A 21 ans, Alice fait du Port’âge dans le 20e arrondissement de Paris, à la médiathèque Marguerite Duras.  Elle est interviewée avec sa tutrice, Muriel.

Alice, présente Muriel en 3 mots.
Alice : Gentille, agréable et professionnelle.

Muriel, présente Alice en 3 mots.
Muriel : Agréable, mignonne et efficace.

Alice, pourquoi avoir fait un service civique cette année ?
A : Parce que je ne trouvais pas de travail. Une copine qui avait fait le service civique dans un collège m’en a parlé. J’ai postulé sur plusieurs missions, et j’ai choisi le Port’âge parmi les missions qui m’acceptaient.

Muriel, pourquoi avoir acceptée d’être tutrice ?
M : Parce que j’aime bien encadrer les jeunes (rires). Non, sérieusement, c’est parce que je trouve que l’offre du Port’âge est intéressante.

Alice, tu te vois devenir bibliothécaire plus tard ?
A : Heu … je ne sais pas. Pourquoi pas ?
M : Ah Oui ? C’est nouveau, ça.
: J’y ai réfléchi, et je me dis pourquoi pas. J’hésite encore à tenter le concours.

Muriel, un service civique, ça t’aurait tentée ?
M : Non.

Alice, le Port’âge, c’est l’idée que tu t’en faisais auparavant ?
A : Humm … ça correspond assez, oui. Je pensais avoir plus de relationnel avec les bénéficiaires toutefois, mais parfois, je fais juste office de « coursière », c’est dommage. Mais pas tous, heureusement.

Et toi, Muriel, le tutorat se passe comme tu le voyais ?
M : Je pensais être plus impliquée, mais Alice se débrouille très bien toute seule, elle est souvent livrée à elle-même, mais parce qu’elle n’a pas besoin de moi.

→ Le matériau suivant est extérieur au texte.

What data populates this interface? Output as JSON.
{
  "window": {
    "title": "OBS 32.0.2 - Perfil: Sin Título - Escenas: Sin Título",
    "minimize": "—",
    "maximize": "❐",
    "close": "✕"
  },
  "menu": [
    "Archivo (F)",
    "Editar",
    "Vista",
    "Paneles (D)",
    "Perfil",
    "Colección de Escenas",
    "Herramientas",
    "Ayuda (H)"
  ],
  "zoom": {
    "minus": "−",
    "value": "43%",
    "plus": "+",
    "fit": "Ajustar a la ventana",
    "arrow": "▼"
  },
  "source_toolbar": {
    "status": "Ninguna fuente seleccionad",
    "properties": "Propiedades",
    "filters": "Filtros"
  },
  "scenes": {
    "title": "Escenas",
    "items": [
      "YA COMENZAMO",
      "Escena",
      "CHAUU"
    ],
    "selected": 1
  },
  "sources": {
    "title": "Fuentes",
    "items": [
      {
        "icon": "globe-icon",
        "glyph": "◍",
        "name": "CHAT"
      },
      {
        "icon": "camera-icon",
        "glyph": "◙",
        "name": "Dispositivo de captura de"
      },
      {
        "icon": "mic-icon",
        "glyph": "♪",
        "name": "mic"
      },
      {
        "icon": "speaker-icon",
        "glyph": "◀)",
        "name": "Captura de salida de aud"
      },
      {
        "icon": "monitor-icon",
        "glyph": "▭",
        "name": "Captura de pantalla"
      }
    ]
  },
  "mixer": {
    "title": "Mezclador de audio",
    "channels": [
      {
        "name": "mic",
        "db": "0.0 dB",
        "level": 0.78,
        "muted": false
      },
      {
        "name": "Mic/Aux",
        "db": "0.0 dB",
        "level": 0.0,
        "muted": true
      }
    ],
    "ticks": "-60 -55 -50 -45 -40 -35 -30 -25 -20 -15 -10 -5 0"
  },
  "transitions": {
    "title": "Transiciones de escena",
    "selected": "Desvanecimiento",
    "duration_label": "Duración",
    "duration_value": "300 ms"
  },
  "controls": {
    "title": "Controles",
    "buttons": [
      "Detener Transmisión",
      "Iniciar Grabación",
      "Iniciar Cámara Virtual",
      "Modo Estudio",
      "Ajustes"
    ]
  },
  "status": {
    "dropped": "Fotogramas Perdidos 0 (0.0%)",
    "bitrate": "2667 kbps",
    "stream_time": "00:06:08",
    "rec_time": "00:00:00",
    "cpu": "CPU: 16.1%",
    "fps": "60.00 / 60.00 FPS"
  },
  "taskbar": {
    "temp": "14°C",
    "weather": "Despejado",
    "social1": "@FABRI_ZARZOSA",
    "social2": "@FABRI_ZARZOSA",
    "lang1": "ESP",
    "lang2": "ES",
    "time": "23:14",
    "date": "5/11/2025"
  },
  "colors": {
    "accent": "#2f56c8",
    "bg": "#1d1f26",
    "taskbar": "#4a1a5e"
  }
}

Une anecdote à nous raconter l’une sur l’autre ?
: Longue hésitation C’est dur …. Ah, je sais. Une fois, on est parti voir une usagère pour la première fois, Muriel m’a accompagné, c’est quand la neige est tombé et ça gelait dans tout Paris (mardi 12 mars) …
M : Oui. En plus, la bénéficiaire nous avait annoncé à l’avance de ses problèmes psychiques, et effectivement, on a un peu constaté
: J’étais contente que Muriel soit avec moi, ça m’avait un peu surprise. Mais ça s’est bien passé, et aujourd’hui, j’y vais seule sans aucun souci.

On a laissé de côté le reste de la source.